Сжала плечо вздрагивающими руками, прижалась мокрым от слёз лицом:
– Господи, что делаю! Срам какой... грех какой... Господи, прости! Обрати мой грех ему во благо! Не отдай его душу! Спаси, сохрани...
Вскрикивают в бреду, стонут раненые; трясёт вагон, мечутся тени; сестра милосердия молится шёпотом, задыхается, крестится истово, судорожно вскидывается в плаче.
Не скоро затихла.
– Под утро с поезда сойдём, не противься. Поведу. Узришь твою отчую поляну.
– Имя, сестрица?
– Секлетея, брат.
7 .
В двадцать первом, в голод, появилась в Зайцево у мельника Конырева чахоточная племянница с муженьком полудиким.

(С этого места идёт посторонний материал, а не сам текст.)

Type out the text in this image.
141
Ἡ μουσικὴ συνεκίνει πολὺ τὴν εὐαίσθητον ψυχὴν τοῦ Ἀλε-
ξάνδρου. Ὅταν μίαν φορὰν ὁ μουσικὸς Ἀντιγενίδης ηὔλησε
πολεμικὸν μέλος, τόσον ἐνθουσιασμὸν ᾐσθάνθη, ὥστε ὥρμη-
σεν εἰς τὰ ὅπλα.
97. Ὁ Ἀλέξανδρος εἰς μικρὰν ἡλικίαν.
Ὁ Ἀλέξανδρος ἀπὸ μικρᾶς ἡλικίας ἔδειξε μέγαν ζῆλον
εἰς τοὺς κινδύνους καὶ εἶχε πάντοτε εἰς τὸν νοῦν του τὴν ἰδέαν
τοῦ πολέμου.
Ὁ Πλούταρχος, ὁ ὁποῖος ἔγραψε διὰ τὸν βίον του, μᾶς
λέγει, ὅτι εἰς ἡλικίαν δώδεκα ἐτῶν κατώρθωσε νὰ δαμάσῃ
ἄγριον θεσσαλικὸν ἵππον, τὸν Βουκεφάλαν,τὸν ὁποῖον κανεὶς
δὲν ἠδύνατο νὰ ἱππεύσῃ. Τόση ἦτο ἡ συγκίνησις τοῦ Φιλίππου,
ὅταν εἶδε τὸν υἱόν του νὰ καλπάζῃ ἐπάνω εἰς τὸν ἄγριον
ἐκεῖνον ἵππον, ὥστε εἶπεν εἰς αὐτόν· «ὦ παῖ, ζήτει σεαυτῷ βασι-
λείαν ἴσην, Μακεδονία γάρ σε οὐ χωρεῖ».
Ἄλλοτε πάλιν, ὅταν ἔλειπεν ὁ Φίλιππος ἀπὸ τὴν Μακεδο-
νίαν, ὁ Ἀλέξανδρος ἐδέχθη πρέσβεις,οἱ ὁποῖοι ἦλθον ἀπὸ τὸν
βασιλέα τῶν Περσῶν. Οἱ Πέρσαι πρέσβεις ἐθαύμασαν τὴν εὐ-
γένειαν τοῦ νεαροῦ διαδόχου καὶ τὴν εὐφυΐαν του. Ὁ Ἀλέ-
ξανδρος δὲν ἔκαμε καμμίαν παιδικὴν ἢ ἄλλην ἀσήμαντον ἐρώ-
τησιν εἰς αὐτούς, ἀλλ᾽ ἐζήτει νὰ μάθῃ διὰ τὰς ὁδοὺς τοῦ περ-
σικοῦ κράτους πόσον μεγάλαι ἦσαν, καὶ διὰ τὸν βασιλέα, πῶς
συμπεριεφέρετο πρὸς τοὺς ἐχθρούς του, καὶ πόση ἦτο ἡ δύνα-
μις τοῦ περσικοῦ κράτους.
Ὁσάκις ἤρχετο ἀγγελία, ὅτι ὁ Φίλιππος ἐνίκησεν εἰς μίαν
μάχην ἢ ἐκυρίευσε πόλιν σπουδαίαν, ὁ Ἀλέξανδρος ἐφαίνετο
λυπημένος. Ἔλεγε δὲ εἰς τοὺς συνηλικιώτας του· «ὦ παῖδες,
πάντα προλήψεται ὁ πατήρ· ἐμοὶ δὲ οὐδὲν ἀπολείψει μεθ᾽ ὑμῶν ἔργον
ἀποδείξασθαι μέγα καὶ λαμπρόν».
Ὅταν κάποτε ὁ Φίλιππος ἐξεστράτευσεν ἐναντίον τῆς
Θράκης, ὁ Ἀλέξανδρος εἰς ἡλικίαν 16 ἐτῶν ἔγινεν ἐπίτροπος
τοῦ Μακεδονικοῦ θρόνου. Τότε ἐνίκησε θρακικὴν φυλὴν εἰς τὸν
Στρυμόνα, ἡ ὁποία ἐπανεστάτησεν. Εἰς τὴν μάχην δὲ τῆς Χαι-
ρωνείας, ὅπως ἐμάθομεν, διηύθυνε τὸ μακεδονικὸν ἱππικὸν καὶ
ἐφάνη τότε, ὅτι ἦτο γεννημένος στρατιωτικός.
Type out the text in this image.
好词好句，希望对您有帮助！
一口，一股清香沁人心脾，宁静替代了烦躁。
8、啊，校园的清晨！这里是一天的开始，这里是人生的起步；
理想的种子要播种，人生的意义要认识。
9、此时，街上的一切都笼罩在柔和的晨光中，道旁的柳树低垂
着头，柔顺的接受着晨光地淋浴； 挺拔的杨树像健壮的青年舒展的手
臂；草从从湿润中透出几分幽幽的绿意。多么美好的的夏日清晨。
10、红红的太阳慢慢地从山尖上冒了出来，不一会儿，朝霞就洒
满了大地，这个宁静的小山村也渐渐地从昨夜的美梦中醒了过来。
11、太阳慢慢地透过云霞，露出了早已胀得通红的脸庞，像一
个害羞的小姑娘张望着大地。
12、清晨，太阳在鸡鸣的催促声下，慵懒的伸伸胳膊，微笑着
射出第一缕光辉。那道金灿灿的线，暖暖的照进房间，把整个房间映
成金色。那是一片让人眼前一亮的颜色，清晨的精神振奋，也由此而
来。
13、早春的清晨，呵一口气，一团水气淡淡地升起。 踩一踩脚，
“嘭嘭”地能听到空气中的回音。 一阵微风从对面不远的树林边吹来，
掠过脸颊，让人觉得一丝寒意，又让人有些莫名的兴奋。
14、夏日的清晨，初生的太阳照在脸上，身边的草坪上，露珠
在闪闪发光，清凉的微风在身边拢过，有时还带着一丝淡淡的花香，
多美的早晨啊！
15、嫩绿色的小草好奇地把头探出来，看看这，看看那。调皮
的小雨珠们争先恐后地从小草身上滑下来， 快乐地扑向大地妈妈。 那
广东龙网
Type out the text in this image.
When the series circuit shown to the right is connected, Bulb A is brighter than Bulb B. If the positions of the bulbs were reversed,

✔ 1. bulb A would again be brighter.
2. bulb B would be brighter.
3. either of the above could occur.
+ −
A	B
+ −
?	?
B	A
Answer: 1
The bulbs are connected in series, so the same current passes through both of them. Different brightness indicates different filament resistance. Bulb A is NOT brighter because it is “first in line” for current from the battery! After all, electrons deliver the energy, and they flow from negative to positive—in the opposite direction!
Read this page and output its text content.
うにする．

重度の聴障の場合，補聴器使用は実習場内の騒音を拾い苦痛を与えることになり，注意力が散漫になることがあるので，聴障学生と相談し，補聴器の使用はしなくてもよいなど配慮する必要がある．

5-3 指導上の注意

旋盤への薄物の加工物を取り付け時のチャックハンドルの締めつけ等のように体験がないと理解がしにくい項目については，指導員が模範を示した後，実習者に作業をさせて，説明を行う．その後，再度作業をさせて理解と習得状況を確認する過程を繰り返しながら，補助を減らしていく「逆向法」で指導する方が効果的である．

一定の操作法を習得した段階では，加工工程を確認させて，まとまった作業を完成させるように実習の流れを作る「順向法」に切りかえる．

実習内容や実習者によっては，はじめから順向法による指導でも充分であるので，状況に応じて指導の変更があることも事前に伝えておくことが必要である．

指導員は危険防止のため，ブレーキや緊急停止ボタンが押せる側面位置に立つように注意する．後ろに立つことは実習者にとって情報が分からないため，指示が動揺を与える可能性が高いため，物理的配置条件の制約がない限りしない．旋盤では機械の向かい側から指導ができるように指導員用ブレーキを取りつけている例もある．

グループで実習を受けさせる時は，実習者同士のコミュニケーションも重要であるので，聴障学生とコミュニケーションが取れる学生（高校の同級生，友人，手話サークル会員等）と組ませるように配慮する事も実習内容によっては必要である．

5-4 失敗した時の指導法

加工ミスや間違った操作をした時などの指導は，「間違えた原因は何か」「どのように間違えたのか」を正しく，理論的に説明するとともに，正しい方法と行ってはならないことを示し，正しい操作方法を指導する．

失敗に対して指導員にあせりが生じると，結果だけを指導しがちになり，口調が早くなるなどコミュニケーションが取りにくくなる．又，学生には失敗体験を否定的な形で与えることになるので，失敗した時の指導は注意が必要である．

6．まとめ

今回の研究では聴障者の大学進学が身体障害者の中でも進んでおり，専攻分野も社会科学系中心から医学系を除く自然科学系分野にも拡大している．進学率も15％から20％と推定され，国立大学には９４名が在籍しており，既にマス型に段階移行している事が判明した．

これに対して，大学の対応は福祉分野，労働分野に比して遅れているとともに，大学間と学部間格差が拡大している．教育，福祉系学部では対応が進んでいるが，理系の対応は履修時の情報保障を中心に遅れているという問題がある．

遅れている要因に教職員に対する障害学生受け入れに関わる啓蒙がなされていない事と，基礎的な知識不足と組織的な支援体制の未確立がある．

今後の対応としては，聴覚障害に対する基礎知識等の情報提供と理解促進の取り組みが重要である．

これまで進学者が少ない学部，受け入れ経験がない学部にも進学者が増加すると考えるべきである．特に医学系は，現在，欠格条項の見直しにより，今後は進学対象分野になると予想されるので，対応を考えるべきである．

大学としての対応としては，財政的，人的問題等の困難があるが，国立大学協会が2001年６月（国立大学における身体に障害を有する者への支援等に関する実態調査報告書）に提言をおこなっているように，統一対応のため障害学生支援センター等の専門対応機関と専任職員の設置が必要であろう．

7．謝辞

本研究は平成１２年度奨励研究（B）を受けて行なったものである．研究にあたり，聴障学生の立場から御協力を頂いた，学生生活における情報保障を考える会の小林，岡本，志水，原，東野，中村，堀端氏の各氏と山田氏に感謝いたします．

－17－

– Ты не башкир? - спрашивали севшими от истощения голосами.
– Моя не баскир!
– Должно, вотяк али самоед.
– Ага, моя сама ест. Только давай!
– Э-ка, развеселил! Хитёр выжига. Давай ему! Кликать-то как, леший?
– Орыс. А по-русски - Сидор.
На пристани подобрали с Секлетеей снятого с парохода умирать заморыша: девочку лет приблизительно от пяти до восьми.
Тогда почти всё Зайцево повымерло. А потом пришлые стали оседать. Манили заросшие просторы.
Видать, не в радость Сидору с бабой многолюдье. От Конырева перебрались с приёмышем на Еричий полуостров, вырыли землянку. Сидор стал резать из липы ложки, посуду, переправлялся на лодке в Зайцево точить ножи, топоры. На Еричьем косил сено для мужиков, сезонами подряжался работником к Коныреву.
И не ведали в деревне, что у Сидора есть «приварок» к незавидной каждодневной пище. В тайниках, Секлетее известных, немало ценного сохранилось от отца, убитого красными...
В начале зимы двадцать четвёртого года умерла Секлетея. Ночью попросила уложить Рогнеду в баньке, вытянулась на лавке, иссохшая; под голову велела подсунуть мешок со стружками: негоже, чтобы голова умирающей была на пуховой подушке...
– Господь не оставлял тебя, Серёжа... Иду молить, чтобы и впредь не оставил. Умолю, чтоб умягчил твоё сердце, чтоб ты грехи отмаливал, не помышлял о мщении...
– Ложки режу я, Секлетея. Липой доживу.
– Не шути, Серёжа. Не иной кто - я ухожу! Нянька твоя, сестра, матерь.
Глаза сухие, колят.
– От дома твоего - осколки... узенькое оконце, а светит. Отворяй окошко в душу твою! Прими истинную веру! А наши не по тебе тут - в Америку пробирайтесь с дочкой. Денег вдосталь. И должники отцовы живут...
Сжал ладонями её изжелта-серое лицо, коснулся пальцами ямок под скулами.
– Если б не захотел с тобой с поезда сойти, давно б в Америке был. Сквозь вот эти стёклышки на меня, младенца, здешнее солнце светило. Воздвиженская церковь, где крещён, устояла. Святой мой - Сергий Радонежский.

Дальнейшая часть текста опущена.